A special product with multiuse goals
The names Granula and Granola were registered trademarks in the late 19th century United States for foods consisting of whole grain products crumbled and then baked until crisp, in contrast to the, at that time (about 1900), contemporary invention, muesli, which is traditionally neither baked nor sweetened. The name is now a trademark only in Australia and New Zealand, but is still more commonly referred to as muesli there.The trademark is owned by the Australian Health & Nutrition Association Ltd.'s Sanitarium Health Food Company in Australia and Australasian Conference Association Limited in New Zealand.
Granula was invented in Dansville, New York by Dr. James Caleb Jackson at the Jackson Sanitarium in 1863. The Jackson Sanitarium was a prominent health spa that operated into the early 20th century on the hillside overlooking Dansville. It was also known as Our Home on the Hillside; thus the company formed to sell Jackson's cereal was known as the Our Home Granula Company. Granula was composed of Graham flour and was similar to an oversized form of Grape-Nuts. A similar cereal was developed by John Harvey Kellogg. It too was initially known as Granula, but the name was changed to Granola to avoid legal problems with Jackson.
The food and name were revived in the 1960s, and fruits and nuts were added to it to make it a health food that was popular with the health and nature-oriented hippie movement. At the time, several people claim to have revived or re-invented granola. During Woodstock, a soon-to-be hippie icon known as Wavy Gravy, popularized granola as a means of feeding large numbers of people during the festival. Another major promoter was Layton Gentry, profiled in Time as "Johnny Granola-Seed". In 1964, Gentry sold the rights to a granola recipe using oats, which he claimed to have invented himself, to Sovex Natural Foods for $3,000.

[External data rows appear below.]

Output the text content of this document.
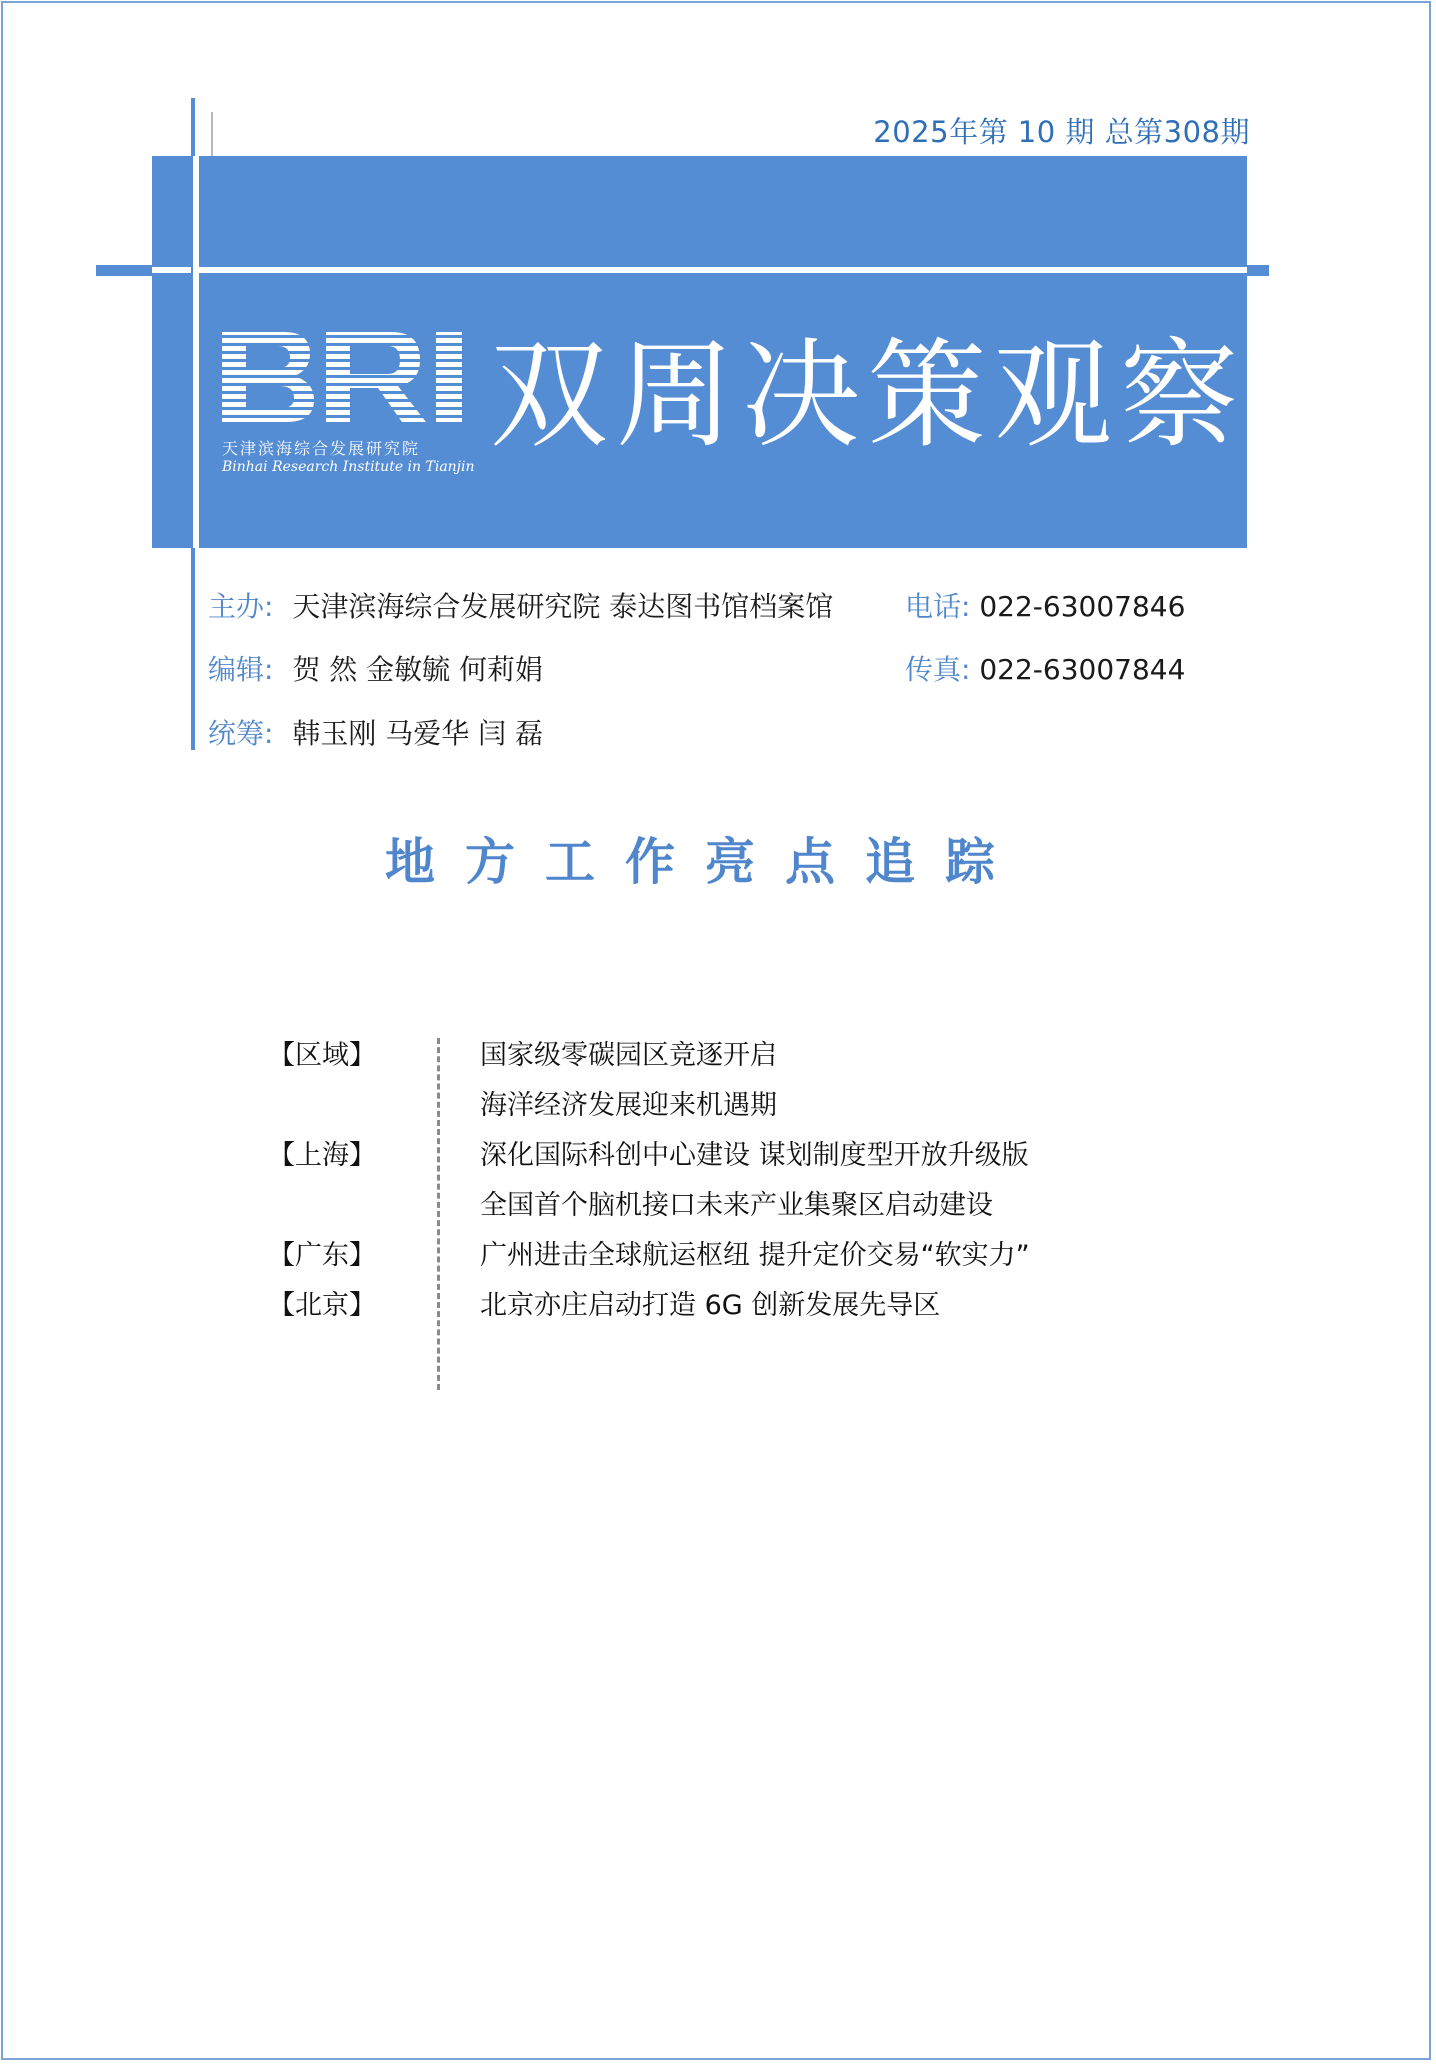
2025年第 10 期 总第308期
天津滨海综合发展研究院
Binhai Research Institute in Tianjin
双周决策观察
主办: 天津滨海综合发展研究院 泰达图书馆档案馆	电话: 022-63007846
编辑: 贺 然 金敏毓 何莉娟	传真: 022-63007844
统筹: 韩玉刚 马爱华 闫 磊
地方工作亮点追踪
【区域】	国家级零碳园区竞逐开启
海洋经济发展迎来机遇期
【上海】	深化国际科创中心建设 谋划制度型开放升级版
全国首个脑机接口未来产业集聚区启动建设
【广东】	广州进击全球航运枢纽 提升定价交易“软实力”
【北京】	北京亦庄启动打造 6G 创新发展先导区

The company was founded in 1953 in Holly, Michigan by the Hurlinger family with the main purpose of producing a concentrated paste of brewers yeast and soy sauce known as "Sovex". Earlier in 1964, it had been bought by John Goodbrad and moved to Collegedale, Tennessee. In 1967, Gentry bought back the rights for west of the Rockies for $1,500 and then sold the west coast rights to Wayne Schlotthauer of Lassen Foods in Chico, California, for $18,000. Lassen was founded from a health food bakery run by Schlotthauer's father-in-law. Canadian rights were ceded in 1972 to the Congregation Shalom Ba-olam, a charitable organization which produced "Layton Gentry's Original Crunchy Granola" as a fundraiser.
In 1972, an executive at Pet Milk (later Pet Incorporated) of St. Louis, Missouri, introduced Heartland Natural Cereal, the first major commercial granola. At almost the same time, the Quaker Oats Company introduced Quaker 100% Natural Granola. Quaker was threatened with legal action by Gentry, and they subsequently changed the name of their product to Harvest Crunch. Within a year, Kellogg's had introduced its "Country Morning" granola cereal and General Mills had introduced its "Nature Valley". In 1974, McKee Baking (later McKee Foods), makers of Little Debbie snack cakes, purchased Sovex. In 1998, the company also acquired the Heartland brand and moved its manufacturing to Collegedale. In 2004, Sovex's name was changed to "Blue Planet Foods".